Dominik Wania: Lonely Shadows (ECM 2686)

Dominik Wania
Lonely Shadows

Dominik Wania piano
Recorded November 2019, Auditorio Stelio Molo RSI, Lugano
Engineer: Stefano Amerio
Cover: Fidel Sclavo
Produced by Manfred Eicher
Release date: September 18, 2020

After contributing so beautifully to two albums—Unloved and Three Crowns—as part of the Maciej Obara Quartet, pianist Dominik Wania offers this studio recording of solo improvisations. While Wania notes a range of influences drawing from his classical background, including Satie, Weber, Scriabin, Prokofiev, Ravel, and Messiaen, he seems to have taken cues from these composers as emotional rather than technical suggestions. In doing so, he unravels a trajectory that feels fresh yet familiar in the sense of reuniting with a friend one hasn’t seen in decades. Thus, the light step with which the title track opens seeks the future as if it were the past. As the atmosphere builds and more notes enter the scene, a narrative structure suggests itself. And yet, the characters seem not to know each other. They walk by without acknowledgement, meshing in their indifference.

“New Life Experience” is the first among a handful of expository wonders. If this and the sharper attack of “Relativity” feel more jarring, it’s only because they speak of a musician unafraid to examine himself. Each agitation unpacks itself with philosophical rigor. And if “Think Twice” and “AG76” are heard as darker autobiographies, then “Subjective Objectivity” and “Indifferent Attitude” reveal a playful side. The latter is especially virtuosic but uses its acumen to tell more than show.

To my ears, Wania understands that music is nothing if not a reifying force. Despite the ephemeral implications of “Melting Spirit” and “Liquid Fluid” in titles alone, their lyrical charge makes them fully present as entities in their own right. They guide us “Towards The Light” by reminding us of the fleshly struggles of which life itself is composed as we now search for something divine in a world bogged down by cloud of a pandemic. Opening our eyes to a brighter tomorrow, “All What Remains” suspends itself in prayer, the requiting of which will never materialize until we close our mouths and open our ears.

This music is a sentient river acknowledging the obstructions that define its winding trajectory. It would be nothing without impediment, each rock and fallen tree a challenge to redefine itself at every turn. This is precisely what Lonely Shadows can be at its freest moments—a continuity through the traumas we carry inside before the ocean of mortality swallows them whole.
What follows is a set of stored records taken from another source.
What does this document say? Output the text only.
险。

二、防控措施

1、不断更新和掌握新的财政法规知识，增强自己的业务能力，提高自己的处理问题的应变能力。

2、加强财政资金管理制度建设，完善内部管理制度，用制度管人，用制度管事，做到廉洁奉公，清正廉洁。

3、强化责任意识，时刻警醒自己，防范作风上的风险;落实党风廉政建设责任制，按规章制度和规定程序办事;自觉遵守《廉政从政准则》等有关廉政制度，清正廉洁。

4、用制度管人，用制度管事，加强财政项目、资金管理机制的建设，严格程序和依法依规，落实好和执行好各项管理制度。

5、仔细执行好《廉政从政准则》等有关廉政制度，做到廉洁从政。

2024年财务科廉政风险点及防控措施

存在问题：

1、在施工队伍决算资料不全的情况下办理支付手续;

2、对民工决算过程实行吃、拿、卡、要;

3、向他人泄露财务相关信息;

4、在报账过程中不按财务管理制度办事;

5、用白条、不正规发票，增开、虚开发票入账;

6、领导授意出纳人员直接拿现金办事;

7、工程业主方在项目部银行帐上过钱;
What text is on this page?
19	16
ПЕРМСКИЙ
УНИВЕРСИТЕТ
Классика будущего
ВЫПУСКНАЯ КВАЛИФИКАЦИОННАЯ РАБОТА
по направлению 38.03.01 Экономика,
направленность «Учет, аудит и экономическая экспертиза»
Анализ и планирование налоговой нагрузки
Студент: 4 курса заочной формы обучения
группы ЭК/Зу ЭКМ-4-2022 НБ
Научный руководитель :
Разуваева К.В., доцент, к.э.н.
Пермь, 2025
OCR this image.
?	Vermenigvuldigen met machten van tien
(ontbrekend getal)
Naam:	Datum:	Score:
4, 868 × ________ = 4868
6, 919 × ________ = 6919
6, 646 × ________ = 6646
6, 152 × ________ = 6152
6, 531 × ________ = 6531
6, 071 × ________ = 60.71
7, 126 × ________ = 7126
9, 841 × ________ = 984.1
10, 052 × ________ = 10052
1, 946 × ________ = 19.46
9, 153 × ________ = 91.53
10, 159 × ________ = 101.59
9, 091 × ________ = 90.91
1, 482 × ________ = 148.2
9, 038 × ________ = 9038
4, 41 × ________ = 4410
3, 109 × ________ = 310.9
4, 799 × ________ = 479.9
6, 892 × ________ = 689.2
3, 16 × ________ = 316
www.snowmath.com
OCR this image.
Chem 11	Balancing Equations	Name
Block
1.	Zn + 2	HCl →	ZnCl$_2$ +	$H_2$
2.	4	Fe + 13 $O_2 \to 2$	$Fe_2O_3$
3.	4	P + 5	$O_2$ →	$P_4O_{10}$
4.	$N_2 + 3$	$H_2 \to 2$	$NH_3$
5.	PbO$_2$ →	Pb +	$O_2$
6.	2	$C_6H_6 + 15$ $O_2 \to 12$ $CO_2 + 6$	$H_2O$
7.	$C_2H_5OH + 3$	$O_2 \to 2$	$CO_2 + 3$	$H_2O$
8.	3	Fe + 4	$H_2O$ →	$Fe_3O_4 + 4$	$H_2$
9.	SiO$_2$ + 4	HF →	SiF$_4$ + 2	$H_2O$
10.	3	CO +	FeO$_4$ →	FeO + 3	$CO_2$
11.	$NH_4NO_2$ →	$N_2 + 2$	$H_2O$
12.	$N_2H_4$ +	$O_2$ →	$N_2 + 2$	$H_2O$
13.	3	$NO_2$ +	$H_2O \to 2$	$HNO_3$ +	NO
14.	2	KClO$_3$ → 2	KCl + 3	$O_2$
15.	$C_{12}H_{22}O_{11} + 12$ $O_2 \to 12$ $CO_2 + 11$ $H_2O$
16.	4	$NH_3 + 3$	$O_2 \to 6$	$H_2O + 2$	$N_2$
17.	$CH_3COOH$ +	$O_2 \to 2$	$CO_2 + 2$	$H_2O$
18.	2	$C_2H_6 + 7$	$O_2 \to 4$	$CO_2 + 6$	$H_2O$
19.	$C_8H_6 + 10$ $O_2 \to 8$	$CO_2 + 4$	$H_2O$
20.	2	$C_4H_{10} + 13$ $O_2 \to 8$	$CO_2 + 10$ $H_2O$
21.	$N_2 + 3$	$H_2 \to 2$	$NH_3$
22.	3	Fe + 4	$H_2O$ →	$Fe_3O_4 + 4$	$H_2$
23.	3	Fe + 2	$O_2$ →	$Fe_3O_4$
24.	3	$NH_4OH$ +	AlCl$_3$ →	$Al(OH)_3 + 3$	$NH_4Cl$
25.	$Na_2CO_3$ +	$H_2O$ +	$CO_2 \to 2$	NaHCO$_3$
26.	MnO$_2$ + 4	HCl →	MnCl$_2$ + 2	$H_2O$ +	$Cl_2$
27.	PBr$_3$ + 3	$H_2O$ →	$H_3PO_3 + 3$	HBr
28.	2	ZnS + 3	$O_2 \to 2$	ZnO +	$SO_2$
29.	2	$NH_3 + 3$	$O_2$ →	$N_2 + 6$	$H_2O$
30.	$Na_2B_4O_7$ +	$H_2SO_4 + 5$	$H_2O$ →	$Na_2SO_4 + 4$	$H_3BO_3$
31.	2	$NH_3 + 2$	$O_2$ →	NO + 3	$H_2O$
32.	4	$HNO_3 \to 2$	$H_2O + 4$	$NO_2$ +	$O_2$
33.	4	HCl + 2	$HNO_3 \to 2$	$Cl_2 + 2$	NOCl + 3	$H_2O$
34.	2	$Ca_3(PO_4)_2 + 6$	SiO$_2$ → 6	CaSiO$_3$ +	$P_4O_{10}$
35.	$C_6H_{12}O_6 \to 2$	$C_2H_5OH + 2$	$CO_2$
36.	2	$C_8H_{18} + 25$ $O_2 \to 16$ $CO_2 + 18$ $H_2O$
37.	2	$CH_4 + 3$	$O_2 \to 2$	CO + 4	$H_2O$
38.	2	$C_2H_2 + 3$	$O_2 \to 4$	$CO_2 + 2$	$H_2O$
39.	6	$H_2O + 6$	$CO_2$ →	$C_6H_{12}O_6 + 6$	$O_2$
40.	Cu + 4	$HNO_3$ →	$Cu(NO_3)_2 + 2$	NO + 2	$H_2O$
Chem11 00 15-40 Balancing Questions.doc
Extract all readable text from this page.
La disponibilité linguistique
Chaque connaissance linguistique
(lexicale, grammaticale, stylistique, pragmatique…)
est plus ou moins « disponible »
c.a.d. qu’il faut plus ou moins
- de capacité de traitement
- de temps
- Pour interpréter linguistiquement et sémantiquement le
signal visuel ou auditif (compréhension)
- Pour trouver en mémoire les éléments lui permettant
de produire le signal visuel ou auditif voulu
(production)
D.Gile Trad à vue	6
Jon Balke: Book of Velocities (ECM 2010)

Book of Velocities

Jon Balke
Book of Velocities

Jon Balke piano
Recorded September 2006 at Radio Studio DRS, Zürich
Engineer: Markus Heiland
Produced by Manfred Eicher

“We believe that mere movement is life, and that the more velocity it has, the more it expresses vitality.”
–Rabindranath Tagore

Tagore’s statement harbors an implicit question: Does vitality necessarily correlate with velocity? Wittingly or not, Jon Balke would seem to have an answer in this unique album. After a series of memorable appearances on ECM as sideman and group leader (notably, in the latter vein, with his Magnetic North Orchestra), we at last find the Norwegian pianist unaccompanied. The title alone is enough to place the music in a modern tradition of fragmentary collections: Bartók’s Mikrokosmos and Kurtág’s Játékok come most immediately to mind. Yet listening to what Balke has done with both form and instrument, one quickly realizes the profundity of his crafting.

Divided into four Chapters and an Epilogue, Book of Velocities extricates the finer implications of its elements—improvised and composed alike—via thorough examination of the piano itself. By way of introduction, “Giada” flutters between plucked piano strings and dotted punctuations at the keyboard proper. The descriptive cast of “Scintilla” that follows sets the stage for a procession of dreamlike actors, each a cipher for something elemental and transfigured. Other examples in this regard include “Single Line” and “Double Line,” “Gum Bounce,” and the nail-scratched mysteries of “Finger Bass,” the latter droning in Gurdjieff-like meditation.

Many pieces, like the penultimate “Sonance,” exert an organic influence of exhale and inhale, of speech and pause. Indeed, the deepest moments are those least audible, as in the non-invasive contact of “Resilience,” in which one finds the piano’s fantasy life made real. The bodily nature of the music thus shines at carefully selected moments of expression. Whether in the substrate of its own becoming or in the opacity of its outer skin, Balke’s language refashions grammar through every contour. In this respect, the poignant “Drape Hanger” is among the more precious turns of phrase and foreshadows the photorealism of “Scrim Stand,” undulating in real time.

The mirrors of this disc are more than reflective; they are embodied, a dance between beauty and blues. Slowly and surely, Balke turns paths of teardrops into channels of blood flow. This is his art distilled in a crucible of origins until pure feeling remains. It transcends the need for means and returns to the sky whence it came.